Coaching An Offense In Football
Coaching An Offense In Football
Darrin Chiaverini (Football Coach and Professional Athlete) gives expert video advice on: How does a football team move the football'?; What is a 'ground game' in football?; What is a 'passing game' in football? and more...
What is a 'ground game' in football?
A ground game is considered the run game. Handing the ball off to your running backs and letting them do what they do. They're special athletes, they're able to see the field and have vision. So the ground game is definitely getting the ball to your running backs and letting them gain the edge for you. The advantages of a ground game are if you are not a very good passing team, and you're playing a team that is a very good passing team, it enables you to eat the clock up. Which means you get to gain time possession and it shortens the game. As you know, when you run the ball the clock keeps running. So as you keep getting first down the clock keeps running. So if you're playing a team that has really good offense you want to control the clock, and you gain advantage by continuing to get first downs in offense.
What is a 'passing game' in football?
A passing game is being able to consistently throw the ball to your receivers, which I call the playmakers. Those guys are your playmakers. They make the big plays down the field. The passing game is able to have the quarterback get the ball into their hands consistently; get the first downs, controlling the clock and getting points by getting it to the end zone. The rules are: by completing a pass to the receiver by throwing the ball in the air without it hitting the ground; the receiver has to catch the ball, maintain possession by having two feet inbounds and then that is considered a complete pass. An incomplete pass is when a the ball is thrown to a receiver and he drops it or the ball is not secured consistently with two feet inbounds. That is considered an incomplete pass.
How do football coaches change up the looks of their formations?
The key when I am coaching formation-wise is that when I want to change my formations I basically try to run similar packages, I try to run similar plays out of different formations what that does is that it gives the defense a different look. But as far as your offensive scheme goes it keeps it simple for the players, the players know what they're doing as far as play goes, we just change formation. So instead of having 3 receivers on this side I may bounce it up and go 2 by 2 so I've got 2 receivers on this side, and 2 receivers on that side. And that just creates match-ups for the offense players, but also lets you run the same stuff in a different formation.
How does a football coach 'manage the clock'?
Usually the football coach -- it's more late in the game, when a football coach manages the clock. It's usually, when we're getting in the fourth quarter, and we might have the lead -- might be up by two touchdowns. So, we want to protect the ball, but also maintain possession. So, what we'll do is we'll run the ball, and try to get first downs to keep the clock going -- to keep their offense off the field --keep them from scoring. So, a coach can definitely manage the game by running the ball, completing passes, and getting first downs, and keeping the other team off the field.

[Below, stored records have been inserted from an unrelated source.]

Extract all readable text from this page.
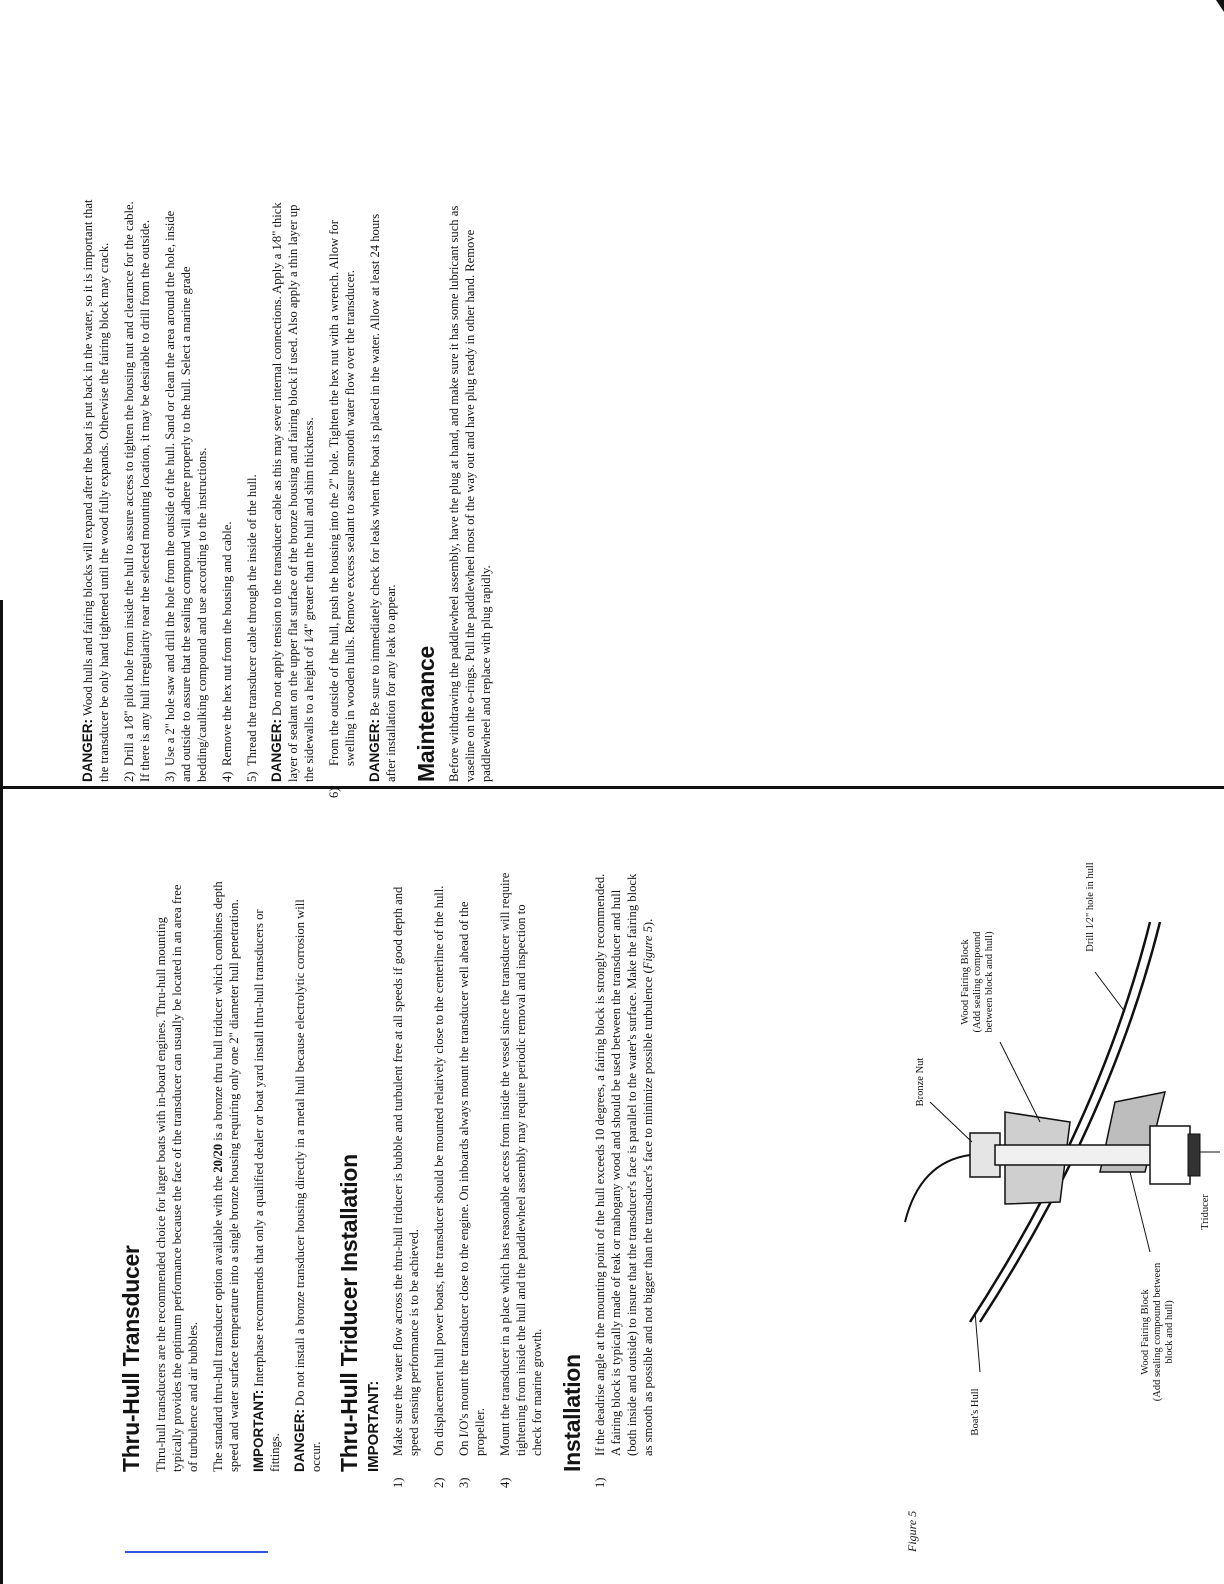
Thru-Hull Transducer Thru-hull transducers are the recommended choice for larger boats with in-board engines. Thru-hull mounting typically provides the optimum performance because the face of the transducer can usually be located in an area free of turbulence and air bubbles. The standard thru-hull transducer option available with the 20/20 is a bronze thru hull triducer which combines depth speed and water surface temperature into a single bronze housing requiring only one 2" diameter hull penetration. IMPORTANT:Interphase recommends that only a qualified dealer or boat yard install thru-hull transducers or fittings. DANGER:Do not install a bronze transducer housing directly in a metal hull because electrolytic corrosion will occur. Thru-Hull Triducer Installation IMPORTANT:

1)Make sure the water flow across the thru-hull triducer is bubble and turbulent free at all speeds if good depth and speed sensing performance is to be achieved.

2)On displacement hull power boats, the transducer should be mounted relatively close to the centerline of the hull.

3)On I/O's mount the transducer close to the engine. On inboards always mount the transducer well ahead of the propeller.

4)Mount the transducer in a place which has reasonable access from inside the vessel since the transducer will require tightening from inside the hull and the paddlewheel assembly may require periodic removal and inspection to check for marine growth. Installation

1)If the deadrise angle at the mounting point of the hull exceeds 10 degrees, a fairing block is strongly recommended. A fairing block is typically made of teak or mahogany wood and should be used between the transducer and hull (both inside and outside) to insure that the transducer's face is parallel to the water's surface. Make the fairing block as smooth as possible and not bigger than the transducer's face to minimize possible turbulence (Figure 5).

Figure 5
Boat's Hull
Bronze Nut
Wood Fairing Block (Add sealing compound between block and hull)
Drill 1⁄2" hole in hull
Wood Fairing Block (Add sealing compound between block and hull)
Triducer

DANGER:Wood hulls and fairing blocks will expand after the boat is put back in the water, so it is important that the transducer be only hand tightened until the wood fully expands. Otherwise the fairing block may crack. 2)Drill a 1⁄8" pilot hole from inside the hull to assure access to tighten the housing nut and clearance for the cable. If there is any hull irregularity near the selected mounting location, it may be desirable to drill from the outside. 3)Use a 2" hole saw and drill the hole from the outside of the hull. Sand or clean the area around the hole, inside and outside to assure that the sealing compound will adhere properly to the hull. Select a marine grade bedding/caulking compound and use according to the instructions. 4)Remove the hex nut from the housing and cable.

5)Thread the transducer cable through the inside of the hull. DANGER:Do not apply tension to the transducer cable as this may sever internal connections. Apply a 1⁄8" thick layer of sealant on the upper flat surface of the bronze housing and fairing block if used. Also apply a thin layer up the sidewalls to a height of 1⁄4" greater than the hull and shim thickness.

6)From the outside of the hull, push the housing into the 2" hole. Tighten the hex nut with a wrench. Allow for swelling in wooden hulls. Remove excess sealant to assure smooth water flow over the transducer. DANGER:Be sure to immediately check for leaks when the boat is placed in the water. Allow at least 24 hours after installation for any leak to appear. Maintenance Before withdrawing the paddlewheel assembly, have the plug at hand, and make sure it has some lubricant such as vaseline on the o-rings. Pull the paddlewheel most of the way out and have plug ready in other hand. Remove paddlewheel and replace with plug rapidly.
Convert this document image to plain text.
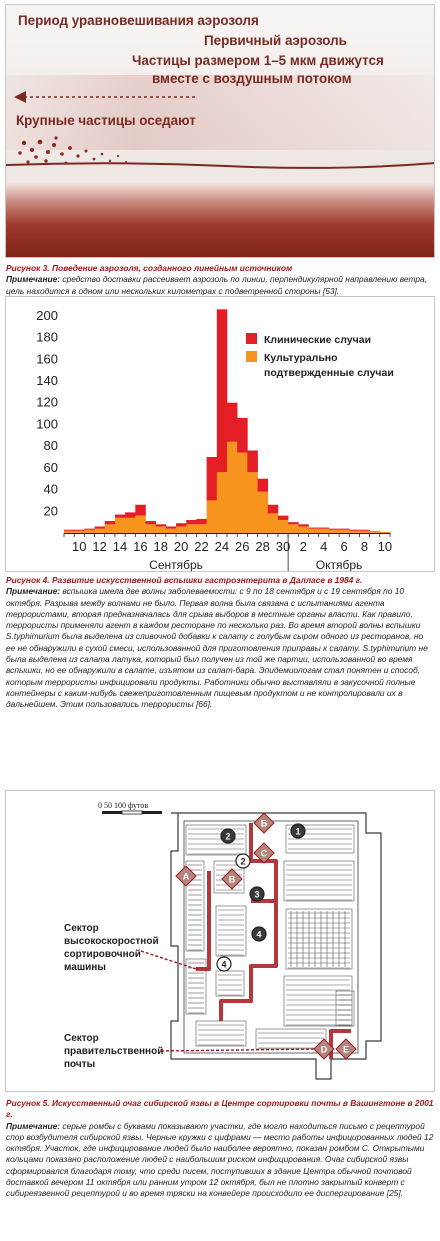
Период уравновешивания аэрозоля
Первичный аэрозоль
Частицы размером 1–5 мкм движутся
вместе с воздушным потоком
Крупные частицы оседают
Рисунок 3. Поведение аэрозоля, созданного линейным источником
Примечание: средство доставки рассеивает аэрозоль по линии, перпендикулярной направлению ветра, цель находится в одном или нескольких километрах с подветренной стороны [53].
20
40
60
80
100
120
140
160
180
200
10 12 14 16 18 20 22 24 26 28 30 2 4 6 8 10
Сентябрь	Октябрь
Клинические случаи
Культурально
подтвержденные случаи
Рисунок 4. Развитие искусственной вспышки гастроэнтерита в Далласе в 1984 г.
Примечание: вспышка имела две волны заболеваемости: с 9 по 18 сентября и с 19 сентября по 10 октября. Разрыва между волнами не было. Первая волна была связана с испытаниями агента террористами, вторая предназначалась для срыва выборов в местные органы власти. Как правило, террористы применяли агент в каждом ресторане по несколько раз. Во время второй волны вспышки S.typhimurium была выделена из сливочной добавки к салату с голубым сыром одного из ресторанов, но ее не обнаружили в сухой смеси, использованной для приготовления приправы к салату. S.typhimurium не была выделена из салата латука, который был получен из той же партии, использованной во время вспышки, но ее обнаружили в салате, изъятом из салат-бара. Эпидемиологам стал понятен и способ, которым террористы инфицировали продукты. Работники обычно выставляли в закусочной полные контейнеры с каким-нибудь свежеприготовленным пищевым продуктом и не контролировали их в дальнейшем. Этим пользовались террористы [66].
0 50 100 футов
Б
A	B
C
D E
1
2
2
3
4
4
Сектор
высокоскоростной
сортировочной
машины
Сектор
правительственной
почты
Рисунок 5. Искусственный очаг сибирской язвы в Центре сортировки почты в Вашингтоне в 2001 г.
Примечание: серые ромбы с буквами показывают участки, где могло находиться письмо с рецептурой спор возбудителя сибирской язвы. Черные кружки с цифрами — место работы инфицированных людей 12 октября. Участок, где инфицирование людей было наиболее вероятно, показан ромбом С. Открытыми кольцами показано расположение людей с наибольшим риском инфицирования. Очаг сибирской язвы сформировался благодаря тому, что среди писем, поступивших в здание Центра обычной почтовой доставкой вечером 11 октября или ранним утром 12 октября, был не плотно закрытый конверт с сибиреязвенной рецептурой и во время тряски на конвейере происходило ее диспергирование [25].
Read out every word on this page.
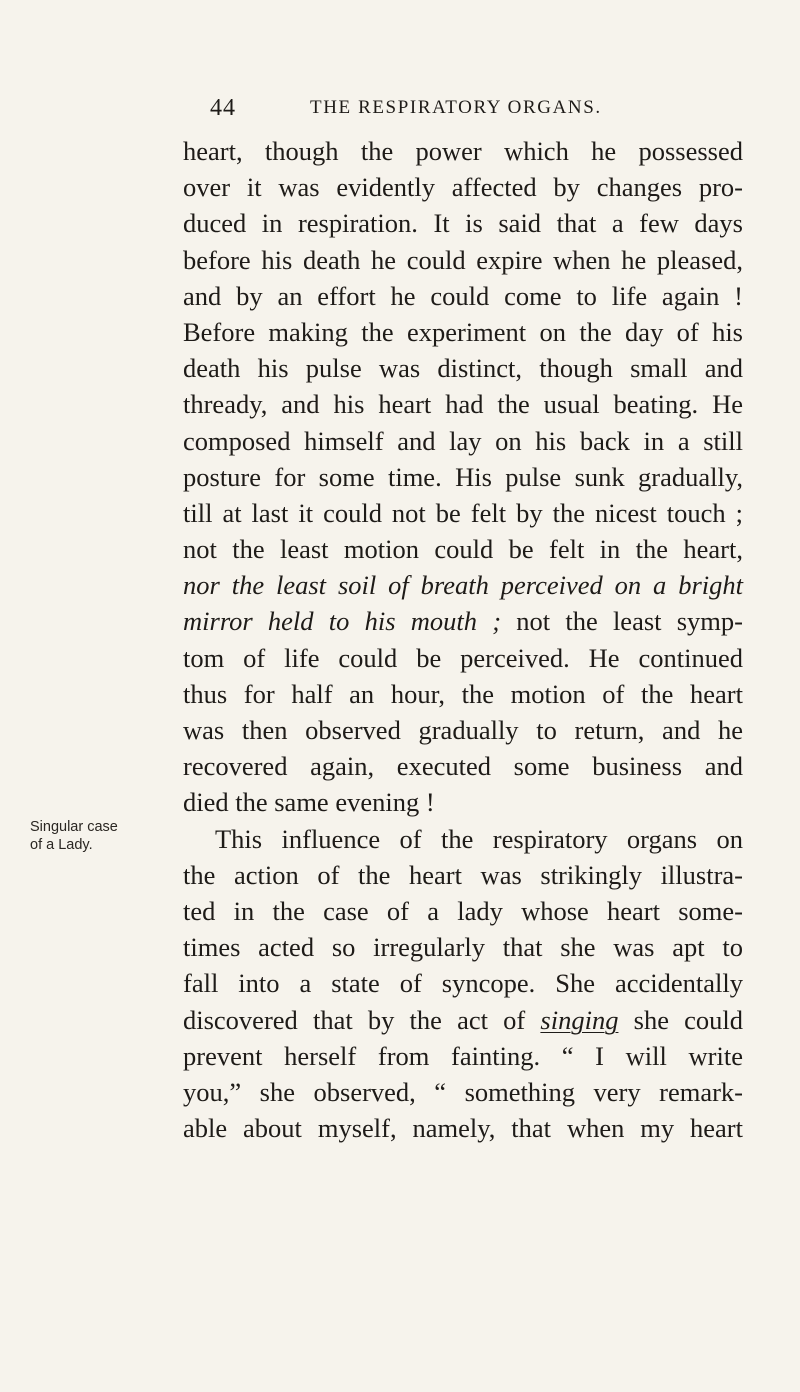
44	THE RESPIRATORY ORGANS.
Singular case
of a Lady.
heart, though the power which he possessed
over it was evidently affected by changes pro-
duced in respiration. It is said that a few days
before his death he could expire when he pleased,
and by an effort he could come to life again !
Before making the experiment on the day of his
death his pulse was distinct, though small and
thready, and his heart had the usual beating. He
composed himself and lay on his back in a still
posture for some time. His pulse sunk gradually,
till at last it could not be felt by the nicest touch ;
not the least motion could be felt in the heart,
nor the least soil of breath perceived on a bright
mirror held to his mouth ; not the least symp-
tom of life could be perceived. He continued
thus for half an hour, the motion of the heart
was then observed gradually to return, and he
recovered again, executed some business and
died the same evening !
This influence of the respiratory organs on
the action of the heart was strikingly illustra-
ted in the case of a lady whose heart some-
times acted so irregularly that she was apt to
fall into a state of syncope. She accidentally
discovered that by the act of singing she could
prevent herself from fainting. “ I will write
you,” she observed, “ something very remark-
able about myself, namely, that when my heart
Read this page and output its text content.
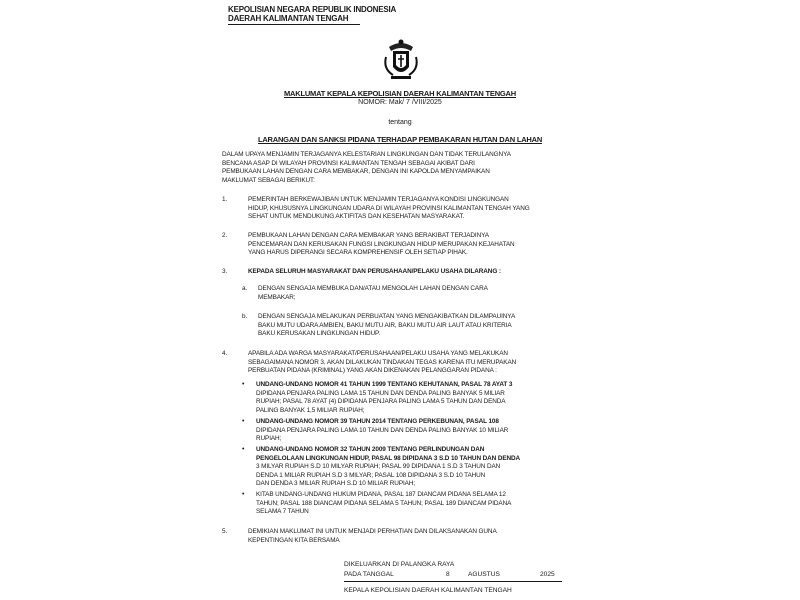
KEPOLISIAN NEGARA REPUBLIK INDONESIA
DAERAH KALIMANTAN TENGAH
MAKLUMAT KEPALA KEPOLISIAN DAERAH KALIMANTAN TENGAH
NOMOR: Mak/ 7 /VIII/2025
tentang
LARANGAN DAN SANKSI PIDANA TERHADAP PEMBAKARAN HUTAN DAN LAHAN
DALAM UPAYA MENJAMIN TERJAGANYA KELESTARIAN LINGKUNGAN DAN TIDAK TERULANGNYA
BENCANA ASAP DI WILAYAH PROVINSI KALIMANTAN TENGAH SEBAGAI AKIBAT DARI
PEMBUKAAN LAHAN DENGAN CARA MEMBAKAR, DENGAN INI KAPOLDA MENYAMPAIKAN
MAKLUMAT SEBAGAI BERIKUT:
1.	PEMERINTAH BERKEWAJIBAN UNTUK MENJAMIN TERJAGANYA KONDISI LINGKUNGAN
HIDUP, KHUSUSNYA LINGKUNGAN UDARA DI WILAYAH PROVINSI KALIMANTAN TENGAH YANG
SEHAT UNTUK MENDUKUNG AKTIFITAS DAN KESEHATAN MASYARAKAT.
2.	PEMBUKAAN LAHAN DENGAN CARA MEMBAKAR YANG BERAKIBAT TERJADINYA
PENCEMARAN DAN KERUSAKAN FUNGSI LINGKUNGAN HIDUP MERUPAKAN KEJAHATAN
YANG HARUS DIPERANGI SECARA KOMPREHENSIF OLEH SETIAP PIHAK.
3.	KEPADA SELURUH MASYARAKAT DAN PERUSAHAAN/PELAKU USAHA DILARANG :
a. DENGAN SENGAJA MEMBUKA DAN/ATAU MENGOLAH LAHAN DENGAN CARA
MEMBAKAR;
b. DENGAN SENGAJA MELAKUKAN PERBUATAN YANG MENGAKIBATKAN DILAMPAUINYA
BAKU MUTU UDARA AMBIEN, BAKU MUTU AIR, BAKU MUTU AIR LAUT ATAU KRITERIA
BAKU KERUSAKAN LINGKUNGAN HIDUP.
4.	APABILA ADA WARGA MASYARAKAT/PERUSAHAAN/PELAKU USAHA YANG MELAKUKAN
SEBAGAIMANA NOMOR 3, AKAN DILAKUKAN TINDAKAN TEGAS KARENA ITU MERUPAKAN
PERBUATAN PIDANA (KRIMINAL) YANG AKAN DIKENAKAN PELANGGARAN PIDANA :
• UNDANG-UNDANG NOMOR 41 TAHUN 1999 TENTANG KEHUTANAN, PASAL 78 AYAT 3
DIPIDANA PENJARA PALING LAMA 15 TAHUN DAN DENDA PALING BANYAK 5 MILIAR
RUPIAH; PASAL 78 AYAT (4) DIPIDANA PENJARA PALING LAMA 5 TAHUN DAN DENDA
PALING BANYAK 1,5 MILIAR RUPIAH;
• UNDANG-UNDANG NOMOR 39 TAHUN 2014 TENTANG PERKEBUNAN, PASAL 108
DIPIDANA PENJARA PALING LAMA 10 TAHUN DAN DENDA PALING BANYAK 10 MILIAR
RUPIAH;
• UNDANG-UNDANG NOMOR 32 TAHUN 2009 TENTANG PERLINDUNGAN DAN
PENGELOLAAN LINGKUNGAN HIDUP, PASAL 98 DIPIDANA 3 S.D 10 TAHUN DAN DENDA
3 MILYAR RUPIAH S.D 10 MILYAR RUPIAH; PASAL 99 DIPIDANA 1 S.D 3 TAHUN DAN
DENDA 1 MILIAR RUPIAH S.D 3 MILYAR; PASAL 108 DIPIDANA 3 S.D 10 TAHUN
DAN DENDA 3 MILIAR RUPIAH S.D 10 MILIAR RUPIAH;
• KITAB UNDANG-UNDANG HUKUM PIDANA, PASAL 187 DIANCAM PIDANA SELAMA 12
TAHUN; PASAL 188 DIANCAM PIDANA SELAMA 5 TAHUN; PASAL 189 DIANCAM PIDANA
SELAMA 7 TAHUN
5.	DEMIKIAN MAKLUMAT INI UNTUK MENJADI PERHATIAN DAN DILAKSANAKAN GUNA
KEPENTINGAN KITA BERSAMA
DIKELUARKAN DI PALANGKA RAYA
PADA TANGGAL	8	AGUSTUS	2025
KEPALA KEPOLISIAN DAERAH KALIMANTAN TENGAH
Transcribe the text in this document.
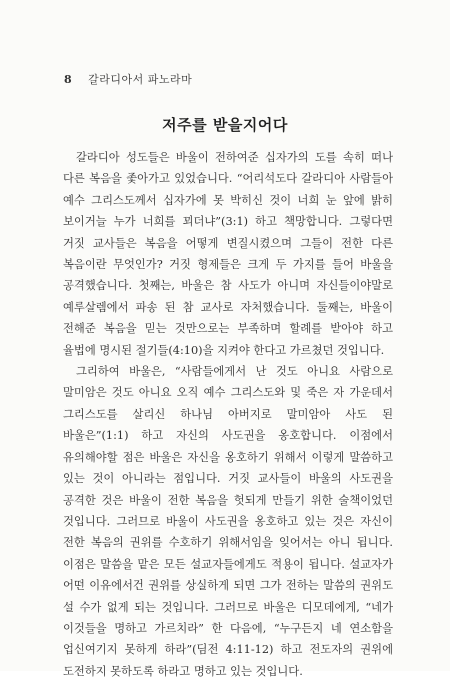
8 갈라디아서 파노라마
저주를 받을지어다

갈라디아 성도들은 바울이 전하여준 십자가의 도를 속히 떠나 다른 복음을 좇아가고 있었습니다. “어리석도다 갈라디아 사람들아 예수 그리스도께서 십자가에 못 박히신 것이 너희 눈 앞에 밝히 보이거늘 누가 너희를 꾀더냐”(3:1) 하고 책망합니다. 그렇다면 거짓 교사들은 복음을 어떻게 변질시켰으며 그들이 전한 다른 복음이란 무엇인가? 거짓 형제들은 크게 두 가지를 들어 바울을 공격했습니다. 첫째는, 바울은 참 사도가 아니며 자신들이야말로 예루살렘에서 파송 된 참 교사로 자처했습니다. 둘째는, 바울이 전해준 복음을 믿는 것만으로는 부족하며 할례를 받아야 하고 율법에 명시된 절기들(4:10)을 지켜야 한다고 가르쳤던 것입니다.

그리하여 바울은, “사람들에게서 난 것도 아니요 사람으로 말미암은 것도 아니요 오직 예수 그리스도와 및 죽은 자 가운데서 그리스도를 살리신 하나님 아버지로 말미암아 사도 된 바울은”(1:1) 하고 자신의 사도권을 옹호합니다. 이점에서 유의해야할 점은 바울은 자신을 옹호하기 위해서 이렇게 말씀하고 있는 것이 아니라는 점입니다. 거짓 교사들이 바울의 사도권을 공격한 것은 바울이 전한 복음을 헛되게 만들기 위한 술책이었던 것입니다. 그러므로 바울이 사도권을 옹호하고 있는 것은 자신이 전한 복음의 권위를 수호하기 위해서임을 잊어서는 아니 됩니다. 이점은 말씀을 맡은 모든 설교자들에게도 적용이 됩니다. 설교자가 어떤 이유에서건 권위를 상실하게 되면 그가 전하는 말씀의 권위도 설 수가 없게 되는 것입니다. 그러므로 바울은 디모데에게, “네가 이것들을 명하고 가르치라” 한 다음에, “누구든지 네 연소함을 업신여기지 못하게 하라”(딤전 4:11-12) 하고 전도자의 권위에 도전하지 못하도록 하라고 명하고 있는 것입니다.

When does a football coach decide to 'go for it' on forth down?
It depends, I mean, some coaches go for it in the first quarter on fourth down on their own 40. It just depends on the situation in the game and also depends on the coach. Every coach is different, every coach is going to manage his team different so I think that's on the individual who's coaching that team. But if it's late in the game and it's fourth down and 1 and you're on the fifty yard line and you're down by 4 points, you're going to go for it on fourth and one.
How does a coach decide what play to call?
That's definitely up to the coach. Every coach is definitely different on what play to call. And it depends on the situation, depends on the match-ups on defense, what kind of defense is in the game, where the match-ups are. So I think, for each coach, the plays depend on how the defensive formation lines up.
How is an offensive football play named?
They're all different. I've been in a lot of different systems. I can give you an example. One of our plays this year was Viking right, Denver quick orbit double two. There's no reason or rhyme why they're named the certain things they're named, they just came from different coaches who put these systems in. Some protection might be Lion protection because it has the L in it, so it means left. And then Ram might be, it's for the right, so if it's Ram protection, it means we're turning off at the line to the right. Everything has a reason why it's named, but sometimes you have no clue why it's named what it's named.
What is a quarterback's 'cadence'?
A cadence is the quarterback's cadence. He'll come up to a line of scrimmage and it's a verbiage used on the offense in order to snap the ball. He might go, "down, radiate, radiate, set hut" and that's a cadence. And every team has a different cadence. In Pop Warner it's "down set hut one." But as you get older the cadences get more specific and tells you when the ball is going to be snapped.